Voir l’ensemble de la condition humaine, ses plaisirs et ses souffrances, est de toute première importance, et non spéculer sur ce que devrait être une vie religieuse. Ce qui « devrait être » est un mythe ; c’est une morale que la pensée et l’imagination ont élaborée, et il faut la nier, qu’elle soit sociale, religieuse ou industrielle. Ce rejet n’est pas un acte de l’intellect : il consiste à se dégager de la structure immorale de cette morale.
La question est donc en réalité : « Est-il possible d’en sortir ? » C’est la pensée qui a créé cet effrayant chaos, cette détresse ; c’est elle qui fait obstacle à la vraie religion et à la vie religieuse. Lorsqu’elle s’imagine pouvoir franchir cet obstacle, y parviendrait-elle, ce ne serait jamais que son action propre, et comme elle n’a pas de réalité, elle créerait une autre illusion.
S’affranchir de ce conditionnement n’est pas un acte de la pensée. Il faut le comprendre clairement, autrement on se laisse prendre à nouveau dans le piège de la pensée. Après tout, le « vous-même » est un amas de mémoires, de traditions et de connaissances accumulées par les siècles. Ce n’est que lorsque la douleur prend fin (car la douleur est le résultat de la pensée) que l’on peut se dégager du monde des guerres, de la haine, de l’envie et de la violence. L’acte de ce dégagement est la vie religieuse. Cette vie religieuse ne comporte absolument aucune croyance, car elle n’a pas de demain.

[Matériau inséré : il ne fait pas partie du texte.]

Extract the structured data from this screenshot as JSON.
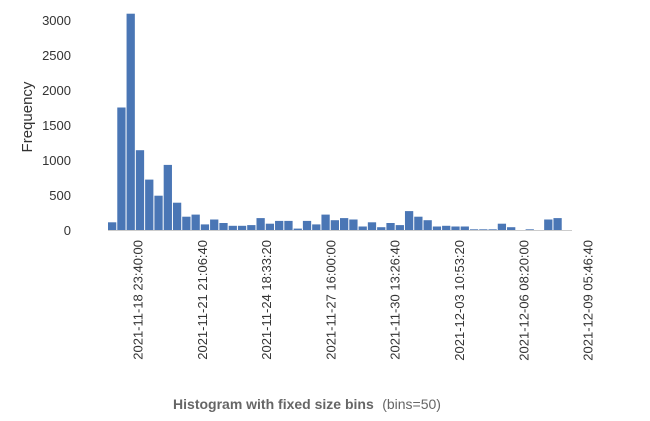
{
  "chart_data": {
    "type": "bar",
    "title_main": "Histogram with fixed size bins",
    "title_suffix": "(bins=50)",
    "xlabel": "",
    "ylabel": "Frequency",
    "ylim": [
      0,
      3100
    ],
    "y_ticks": [
      0,
      500,
      1000,
      1500,
      2000,
      2500,
      3000
    ],
    "x_tick_labels": [
      "2021-11-18 23:40:00",
      "2021-11-21 21:06:40",
      "2021-11-24 18:33:20",
      "2021-11-27 16:00:00",
      "2021-11-30 13:26:40",
      "2021-12-03 10:53:20",
      "2021-12-06 08:20:00",
      "2021-12-09 05:46:40"
    ],
    "bar_color": "#4a76b5",
    "values": [
      110,
      1750,
      3090,
      1140,
      720,
      490,
      930,
      390,
      190,
      220,
      80,
      150,
      100,
      60,
      60,
      70,
      170,
      90,
      130,
      130,
      20,
      130,
      80,
      220,
      140,
      170,
      150,
      50,
      110,
      40,
      100,
      70,
      270,
      190,
      140,
      50,
      60,
      50,
      50,
      10,
      10,
      10,
      90,
      40,
      0,
      10,
      0,
      150,
      170,
      0
    ]
  }
}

« Ne demandez-vous pas, Monsieur, une chose impossible ? N’exigez-vous pas un miracle ? Comment pourrais-je me dégager sans exercer ma pensée ? La pensée est mon être-même ! »
C’est bien cela ! Cet être-même, qui est la pensée, doit parvenir à sa fin. Cet égocentrisme, avec ses activités, doit mourir d’une façon naturelle et aisée. Ce n’est qu’en cette mort que prend naissance la nouvelle vie religieuse.